For the most part, I play in Ann Arbor and Detroit right now, although I’ve gotten to do a little bit of travel as well. Aside from Candy Bar, I’ve started playing for a new party in the city called Hardtop. It’s held at The Shelter at St. Andrew’s, which is like a dream come true for me — every time I’ve gone to a show at St. Andrew’s, I dreamed about getting to play there, and now I get to! I also co-host The Decadence Project at Necto in Ann Arbor, which is where Ayinde Audio and I play a little bit of everything that makes you want to dance.
That’s kind of my style in a nutshell — I love music in just about any genre as long as it makes you move, and I love trying to find unexpected overlaps. Like, when a rock guitar riff and a Timbaland beat combine to make a new sound together, that’s what hits my sweet spot. I’ll play everything from Aretha Franklin to Azealia Banks in a set, and every night is a little different based on what the crowd is feeling. Growing up during the golden age of hip hop, I always loved how samples from one song would get turned into something totally new, and that’s kind of what I hope to do live when I play.
Do you have any big career goals for the future?
I’m relatively new to the DJ game, but I was always the person at a party who wanted everyone to stop and listen to some hot song that just came out. So just getting to here from where I started a few years ago has been a wild ride, and right now I want to keep hustling and see where that takes me. Music gives me life like nothing else can — when I see a room full of people that walk into the club stressed out from work or school, and walk out after a few hours of dancing sweaty and smiling, it’s incredibly rewarding.

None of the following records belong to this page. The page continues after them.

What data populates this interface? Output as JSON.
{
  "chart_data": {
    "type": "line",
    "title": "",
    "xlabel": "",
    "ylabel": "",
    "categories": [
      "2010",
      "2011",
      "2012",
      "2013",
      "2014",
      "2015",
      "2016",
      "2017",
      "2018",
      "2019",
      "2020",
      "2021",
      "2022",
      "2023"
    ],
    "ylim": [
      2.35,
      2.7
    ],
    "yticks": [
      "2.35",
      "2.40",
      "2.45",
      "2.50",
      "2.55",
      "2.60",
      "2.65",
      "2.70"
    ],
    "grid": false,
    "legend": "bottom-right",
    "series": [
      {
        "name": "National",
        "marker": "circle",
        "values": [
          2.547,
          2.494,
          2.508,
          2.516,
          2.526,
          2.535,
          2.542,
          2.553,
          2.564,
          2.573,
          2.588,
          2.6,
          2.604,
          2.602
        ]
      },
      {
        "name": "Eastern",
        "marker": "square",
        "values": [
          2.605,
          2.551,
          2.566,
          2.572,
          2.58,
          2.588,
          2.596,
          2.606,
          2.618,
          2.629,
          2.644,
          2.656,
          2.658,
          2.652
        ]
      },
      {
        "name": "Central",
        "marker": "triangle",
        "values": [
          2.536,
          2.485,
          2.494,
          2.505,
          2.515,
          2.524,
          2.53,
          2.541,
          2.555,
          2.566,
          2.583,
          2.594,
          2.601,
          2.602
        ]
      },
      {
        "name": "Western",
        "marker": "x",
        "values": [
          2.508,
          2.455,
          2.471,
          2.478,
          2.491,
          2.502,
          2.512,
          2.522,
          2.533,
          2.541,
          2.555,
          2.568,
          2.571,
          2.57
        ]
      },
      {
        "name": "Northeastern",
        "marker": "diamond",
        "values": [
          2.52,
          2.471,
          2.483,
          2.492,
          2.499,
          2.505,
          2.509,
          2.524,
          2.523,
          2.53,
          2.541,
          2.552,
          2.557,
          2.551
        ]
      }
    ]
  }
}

My goal is to continue focusing on music — lately I’ve started dipping my toes into the water with producing my own stuff, which has been interesting to learn. There’s a lot of music theory behind DJing, and after you chase that sound you love for long enough, you get an itch to try your own hand at it. I’d also love to do some more touring, and producing is one of the best ways to step up in that arena.
Being in the Ypsilanti and Ann Arbor area, are you involved in anything in the campus life, outside of the nightlife of course?
Well, next month I’m spinning for the SPECTRUM Center at their Lavender Graduation ceremony. SPECTRUM Center is the student group for LGBTQIIA-identified people at U of M, and they’re hosting their own graduation party in April, which should be a lot of fun. And I help out as an adult mentor at the Neutral Zone in Ann Arbor, which is a teen center doing a lot of cool work for local youth. They have a variety of groups based on identity or interest for teens to find community and explore their artistic passions, and I would have *loved* to have something like it when I was in school.